Diesel fuel costs 71.3 cents a gallon more than it did a year ago, when the price was $2.507, the Department of Energy said July 23.

Averages fell in all regions, the most being 2.9 cents a gallon in the Midwest, where it was $3.142 a gallon.

The national average price for regular gasoline fell 3.4 cents to $2.831 a gallon, DOE’s Energy Information Administration said. The average is 51.9 cents higher than it was a year ago.

Gasoline prices also fell in all regions.

At the same time, discussions about the most appropriate fuel for heavy-duty trucks continue.


Advocates for biofuel are weighing on blending levels ahead of a deadline for comments likely to fall on Nov. 30, which has been the timeframe over the past several years.

Under the latest U.S. Environmental Protection Agency proposal, refiners would have to blend 19.88 billion gallons of biofuels next year, a 3.1% increase over current quotas.

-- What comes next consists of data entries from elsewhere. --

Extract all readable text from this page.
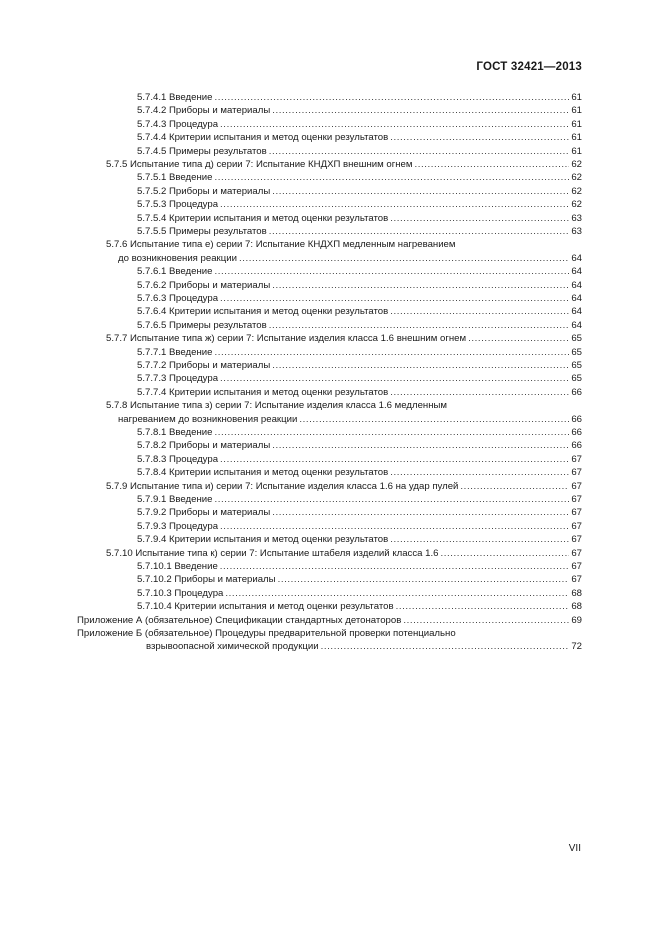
ГОСТ 32421—2013
5.7.4.1 Введение .....	61
5.7.4.2 Приборы и материалы .....	61
5.7.4.3 Процедура .....	61
5.7.4.4 Критерии испытания и метод оценки результатов .....	61
5.7.4.5 Примеры результатов .....	61
5.7.5 Испытание типа д) серии 7: Испытание КНДХП внешним огнем .....	62
5.7.5.1 Введение .....	62
5.7.5.2 Приборы и материалы .....	62
5.7.5.3 Процедура .....	62
5.7.5.4 Критерии испытания и метод оценки результатов .....	63
5.7.5.5 Примеры результатов .....	63
5.7.6 Испытание типа е) серии 7: Испытание КНДХП медленным нагреванием
до возникновения реакции .....	64
5.7.6.1 Введение .....	64
5.7.6.2 Приборы и материалы .....	64
5.7.6.3 Процедура .....	64
5.7.6.4 Критерии испытания и метод оценки результатов .....	64
5.7.6.5 Примеры результатов .....	64
5.7.7 Испытание типа ж) серии 7: Испытание изделия класса 1.6 внешним огнем .....	65
5.7.7.1 Введение .....	65
5.7.7.2 Приборы и материалы .....	65
5.7.7.3 Процедура .....	65
5.7.7.4 Критерии испытания и метод оценки результатов .....	66
5.7.8 Испытание типа з) серии 7: Испытание изделия класса 1.6 медленным
нагреванием до возникновения реакции .....	66
5.7.8.1 Введение .....	66
5.7.8.2 Приборы и материалы .....	66
5.7.8.3 Процедура .....	67
5.7.8.4 Критерии испытания и метод оценки результатов .....	67
5.7.9 Испытание типа и) серии 7: Испытание изделия класса 1.6 на удар пулей .....	67
5.7.9.1 Введение .....	67
5.7.9.2 Приборы и материалы .....	67
5.7.9.3 Процедура .....	67
5.7.9.4 Критерии испытания и метод оценки результатов .....	67
5.7.10 Испытание типа к) серии 7: Испытание штабеля изделий класса 1.6 .....	67
5.7.10.1 Введение .....	67
5.7.10.2 Приборы и материалы .....	67
5.7.10.3 Процедура .....	68
5.7.10.4 Критерии испытания и метод оценки результатов .....	68
Приложение А (обязательное) Спецификации стандартных детонаторов .....	69
Приложение Б (обязательное) Процедуры предварительной проверки потенциально
взрывоопасной химической продукции .....	72
VII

“The renewable natural gas industry is poised to meet the 2019 cellulosic biofuel volume of 381 million gallons proposed by the EPA,” said David Cox, co-founder and director of operations for the Coalition for Renewable Natural Gas. “The proposed volume would be a signal of stability that should allow RNG industry producers and investors to continue developing and growing production of American cellulosic biofuel.”

The renewable natural gas industry produces more than 95% of the fuel that is used to meet the RFS program’s cellulosic biofuel requirement. The industry’s cellulosic biofuel production has increased from about 33 million gallons in 2014 to more than 240 million gallons in 2017, according to the coalition.

“Renewable natural gas is our company’s primary growth area, and we are investing a significant amount of time, money and energy to develop additional projects,” said Kevin Dobson, vice president of business development for DTE Biomass Energy in Ann Arbor, Mich. “DTE has committed to be a leader in reducing carbon emissions, and RNG is a great fit within that commitment as RNG reduces life cycle greenhouse gas emissions by 80% compared to conventional diesel fuel.”

Crude oil futures trading on the New York Mercantile Exchange closed July 23 at $67.81 per barrel compared with $68.06 on July 16. It marked the first decline in a week.

Investors remain concerned that ongoing trade conflicts between the United States and China will damage economic activity and hurt demand. At the same time, President Donald Trump said that there will be unspecified “consequences” if the Islamic Republic threatens the United States, after President Hassan Rouhani warned Trump not to block Iran’s oil exports, Bloomberg News reported.

West Texas crude seesawed as Trump’s warnings to his Iranian counterpart were offset by a strengthening dollar, according to Bloomberg.

Oil is priced in dollars.

Meanwhile, U.S. inventories fell for oil, gasoline and distillate — primarily ultra-low-sulfur diesel used in transportation and to a lesser degree as heating oil.

U.S. commercial crude oil inventories decreased by 6.1 million barrels from the previous week. At 404.9 million barrels, U.S. crude oil inventories are about 3% below the five-year average for this time of year, EIA reported.

Nationwide, crude stockpiles dropped to the lowest since 2015. The bullish nature of the data was tempered by the fact that more than 70% of the inventory decline occurred in U.S. Western markets that are too isolated to have much impact on the rest of the nation, according to Bloomberg.

Total motor gasoline inventories decreased by 2.3 million barrels in the week ending July 20 and are about 4% above the five-year average for this time of year. Distillate fuel inventories decreased by 100,000 barrels and are about 13% below the five-year average for this time of year.

The International Energy Agency reported investment in conventional oil projects, which are responsible for the bulk of global supply, remains subdued. Investment in new conventional capacity is set to plunge in 2018 to about one-third of the total, a multiyear low raising concerns about the long-term adequacy of supply.

Though still a small part of the market, electric vehicles now account for much of the growth in global passenger vehicle sales, spurred by government purchase incentives. For electric cars, nearly a quarter of the global value of EV sales in 2017 came from the budgets of governments, which are allocating more capital each year to support the sector, IEA found.